Effects of Paid Family Leave on Employers & Employees

Instructor: Anne Marie Hayes

Anne Marie is a former attorney and long time college instructor.

This lesson will explore the Parent and Family Leave program and its effect on businesses and employees. You will gain an understanding of this historic law which, in part, allows individual workers to take time off and retain the right to return to work for the care of various family members.

So, what is PFL?

People define family differently. For some, it is those they were raised in a home with. For others, it means a spouse and perhaps children. Others picture loving grandparents or perhaps a domestic partner as their primary family. Regardless of the picture, what tends to be consistent is that people want to be able to care for their family members in a time of need. In 2002, the government honored this request with the Paid Family Leave program (PFL). In sum, the PFL requires employers to grant paid leave for a worker who desires to take time off to provide care, in various formats, to a qualified family member.

A qualified family member is defined as an employee's seriously ill child, parent, spouse, or registered domestic partner. Also included is a newly born birth child or a child who comes to the home via adoption or foster care placement. In later years, the act was expanded to also include the relationships of parent-in-law, grandparent, grandchild, and sibling.

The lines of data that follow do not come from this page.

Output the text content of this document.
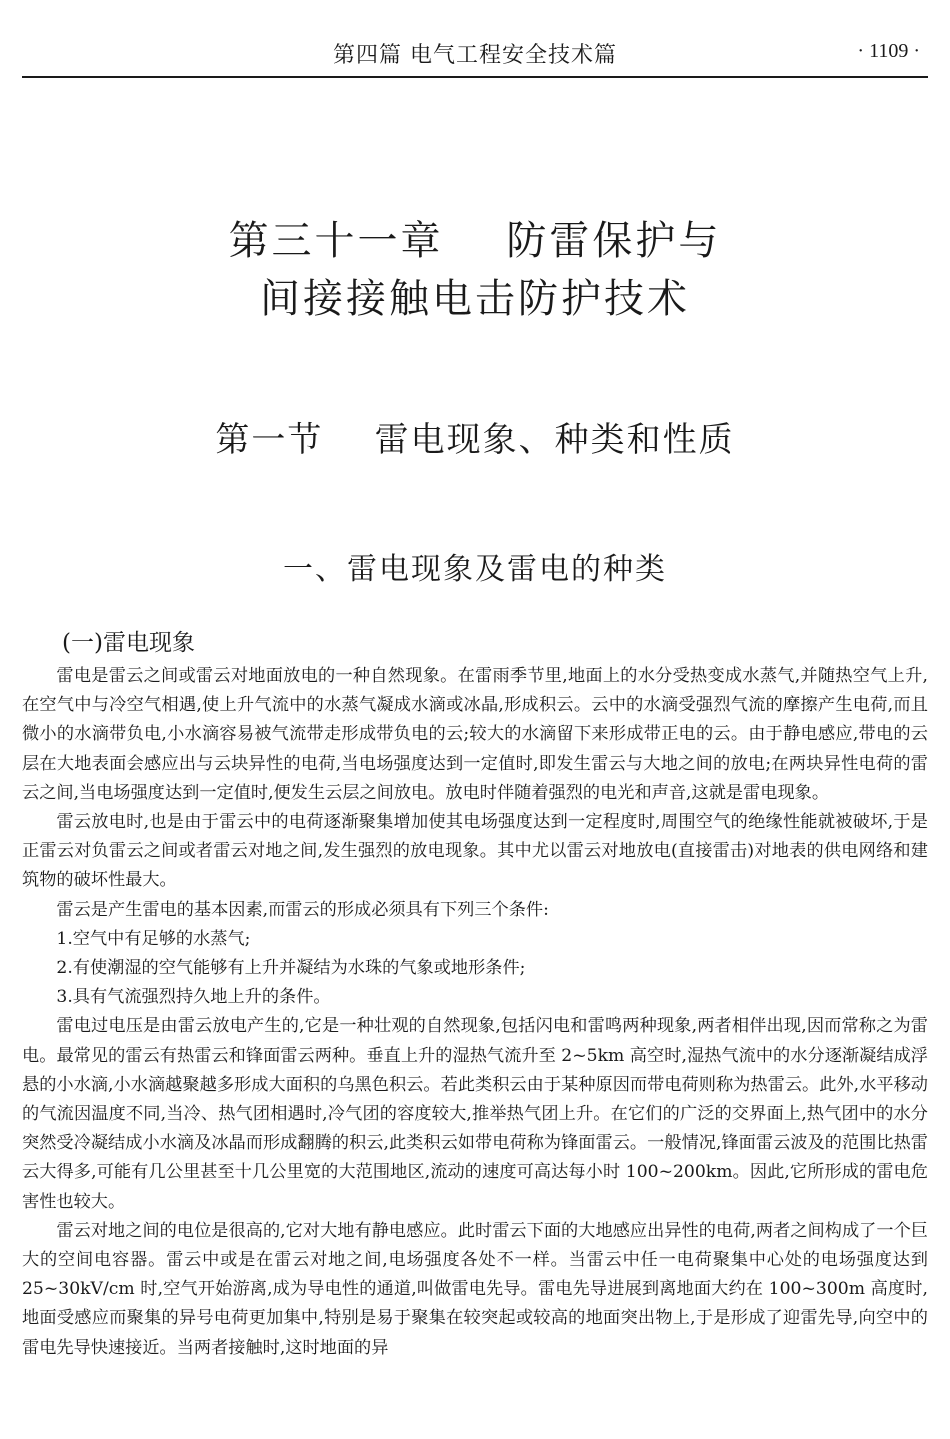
第四篇 电气工程安全技术篇	· 1109 ·
第三十一章    防雷保护与
间接接触电击防护技术
第一节    雷电现象、种类和性质
一、雷电现象及雷电的种类
(一)雷电现象

雷电是雷云之间或雷云对地面放电的一种自然现象。在雷雨季节里,地面上的水分受热变成水蒸气,并随热空气上升,在空气中与冷空气相遇,使上升气流中的水蒸气凝成水滴或冰晶,形成积云。云中的水滴受强烈气流的摩擦产生电荷,而且微小的水滴带负电,小水滴容易被气流带走形成带负电的云;较大的水滴留下来形成带正电的云。由于静电感应,带电的云层在大地表面会感应出与云块异性的电荷,当电场强度达到一定值时,即发生雷云与大地之间的放电;在两块异性电荷的雷云之间,当电场强度达到一定值时,便发生云层之间放电。放电时伴随着强烈的电光和声音,这就是雷电现象。

雷云放电时,也是由于雷云中的电荷逐渐聚集增加使其电场强度达到一定程度时,周围空气的绝缘性能就被破坏,于是正雷云对负雷云之间或者雷云对地之间,发生强烈的放电现象。其中尤以雷云对地放电(直接雷击)对地表的供电网络和建筑物的破坏性最大。

雷云是产生雷电的基本因素,而雷云的形成必须具有下列三个条件:

1.空气中有足够的水蒸气;

2.有使潮湿的空气能够有上升并凝结为水珠的气象或地形条件;

3.具有气流强烈持久地上升的条件。

雷电过电压是由雷云放电产生的,它是一种壮观的自然现象,包括闪电和雷鸣两种现象,两者相伴出现,因而常称之为雷电。最常见的雷云有热雷云和锋面雷云两种。垂直上升的湿热气流升至 2~5km 高空时,湿热气流中的水分逐渐凝结成浮悬的小水滴,小水滴越聚越多形成大面积的乌黑色积云。若此类积云由于某种原因而带电荷则称为热雷云。此外,水平移动的气流因温度不同,当冷、热气团相遇时,冷气团的容度较大,推举热气团上升。在它们的广泛的交界面上,热气团中的水分突然受冷凝结成小水滴及冰晶而形成翻腾的积云,此类积云如带电荷称为锋面雷云。一般情况,锋面雷云波及的范围比热雷云大得多,可能有几公里甚至十几公里宽的大范围地区,流动的速度可高达每小时 100~200km。因此,它所形成的雷电危害性也较大。

雷云对地之间的电位是很高的,它对大地有静电感应。此时雷云下面的大地感应出异性的电荷,两者之间构成了一个巨大的空间电容器。雷云中或是在雷云对地之间,电场强度各处不一样。当雷云中任一电荷聚集中心处的电场强度达到 25~30kV/cm 时,空气开始游离,成为导电性的通道,叫做雷电先导。雷电先导进展到离地面大约在 100~300m 高度时,地面受感应而聚集的异号电荷更加集中,特别是易于聚集在较突起或较高的地面突出物上,于是形成了迎雷先导,向空中的雷电先导快速接近。当两者接触时,这时地面的异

Let's take a look at why PFL came about and what it means from a practical standpoint for both employers and employees. Some people believe that it hinders employers. Others may argue that it does not provide enough support to employees. In the end, what it attempts to do is consider the needs of both, in a fair way, supported by our legal system.

Family First

Happy workers are better workers. This is something almost everyone is in agreement with. Bonuses, extra vacation days, work picnics and even comfortable work chairs are all vastly different things but all are intended to keep workers happy. Add to this the additional assumption that when people are feeling supported in their home lives, they are more productive at work. After all, Employee Assistance Programs often offer free credit counseling, personal and family therapy, and other services to workers. Why? Well, if their employees are more content outside of work, then the employers find that they are better workers when they are in the workplace.

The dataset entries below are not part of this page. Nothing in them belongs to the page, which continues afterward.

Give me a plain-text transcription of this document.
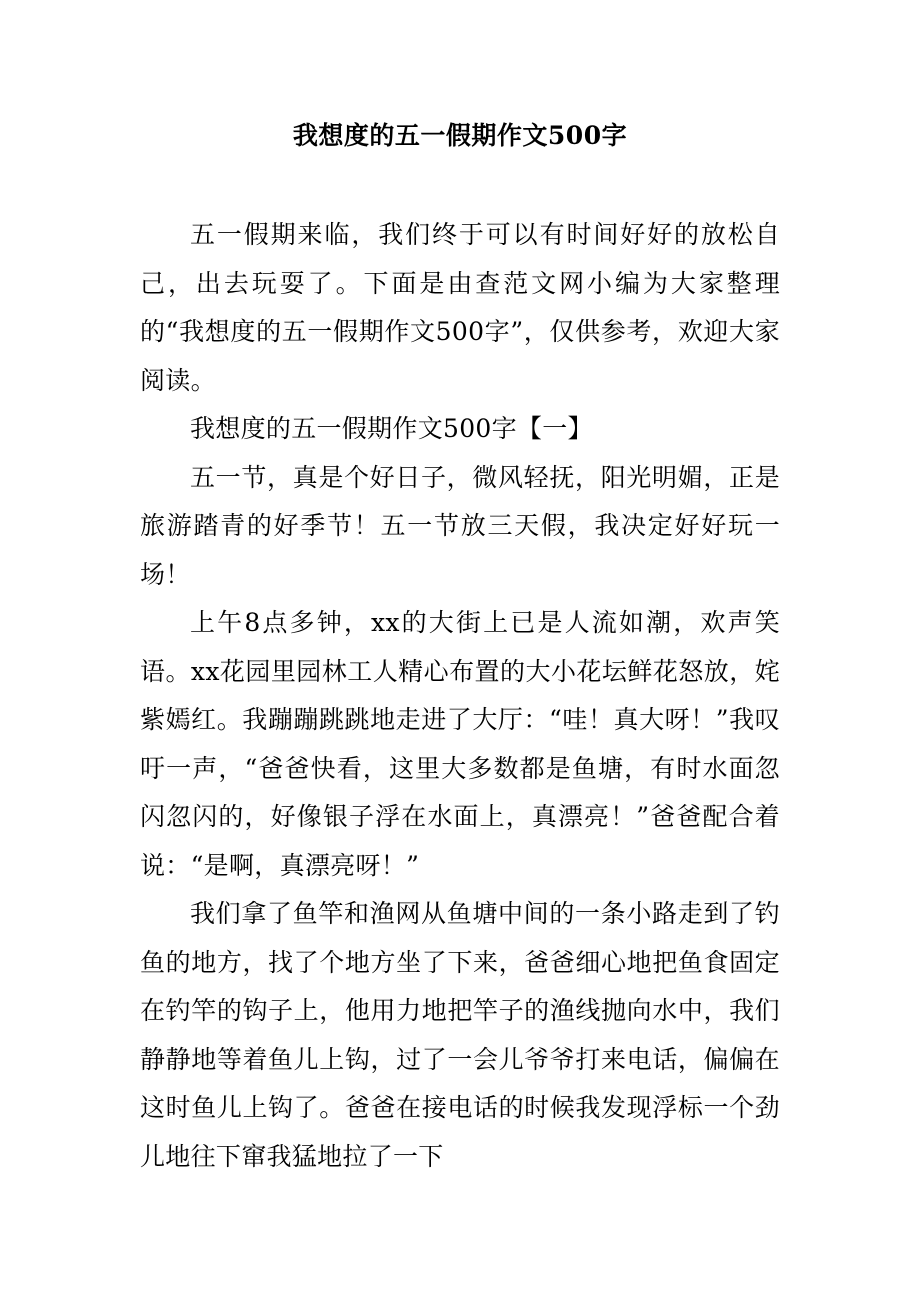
我想度的五一假期作文500字

五一假期来临，我们终于可以有时间好好的放松自己，出去玩耍了。下面是由查范文网小编为大家整理的“我想度的五一假期作文500字”，仅供参考，欢迎大家阅读。

我想度的五一假期作文500字【一】

五一节，真是个好日子，微风轻抚，阳光明媚，正是旅游踏青的好季节！五一节放三天假，我决定好好玩一场！

上午8点多钟，xx的大街上已是人流如潮，欢声笑语。xx花园里园林工人精心布置的大小花坛鲜花怒放，姹紫嫣红。我蹦蹦跳跳地走进了大厅：“哇！真大呀！”我叹吁一声，“爸爸快看，这里大多数都是鱼塘，有时水面忽闪忽闪的，好像银子浮在水面上，真漂亮！”爸爸配合着说：“是啊，真漂亮呀！”

我们拿了鱼竿和渔网从鱼塘中间的一条小路走到了钓鱼的地方，找了个地方坐了下来，爸爸细心地把鱼食固定在钓竿的钩子上，他用力地把竿子的渔线抛向水中，我们静静地等着鱼儿上钩，过了一会儿爷爷打来电话，偏偏在这时鱼儿上钩了。爸爸在接电话的时候我发现浮标一个劲儿地往下窜我猛地拉了一下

So, it is from the standpoint of promoting family and keeping workers happy that the importance of family leave as a right came to be. Therefore, in 2002, the Senate passed the PFL bill. This had radical effects on both employers and employees.

The Employer

PFL for the employers means that they must accommodate their employees who would like to have time off to care for qualifying family members. While having time off from work to provide care can lead employees to be more content, less stressed, and therefore better workers, in the long run, it also leads to the employer being without that worker during the leave. This is a stressor for many companies. Other workers must be trained and made available to take on the responsibilities of the person who is on leave. If that is not possible, which can be the case as those workers already have their own responsibilities, then additional staff needs to be hired. Adding hours for a current part-timer could be an option or hiring a temporary worker could be a solution. Some offices opt to bring back a recently retired worker for a temporary stint.

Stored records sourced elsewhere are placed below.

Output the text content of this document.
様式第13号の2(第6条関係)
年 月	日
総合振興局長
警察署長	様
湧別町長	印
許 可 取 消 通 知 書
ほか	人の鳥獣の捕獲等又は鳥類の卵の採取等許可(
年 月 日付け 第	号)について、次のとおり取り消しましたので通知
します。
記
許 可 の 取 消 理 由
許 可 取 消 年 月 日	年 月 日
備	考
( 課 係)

Most offices, however, simply make due with current staff during the leave for the PFL related employee. While this is the simplest solution in terms of paperwork and recruitment, it is important for employers to be sure that current employees who must take on additional tasks during their coworker's absence do not feel too overwhelmed. The company should not cut corners and, thereby, negatively impact the business during a worker's leave. It is also crucial that neither the company nor its employees retaliate in any way against a worker who requests or takes PFL. PFL is a right!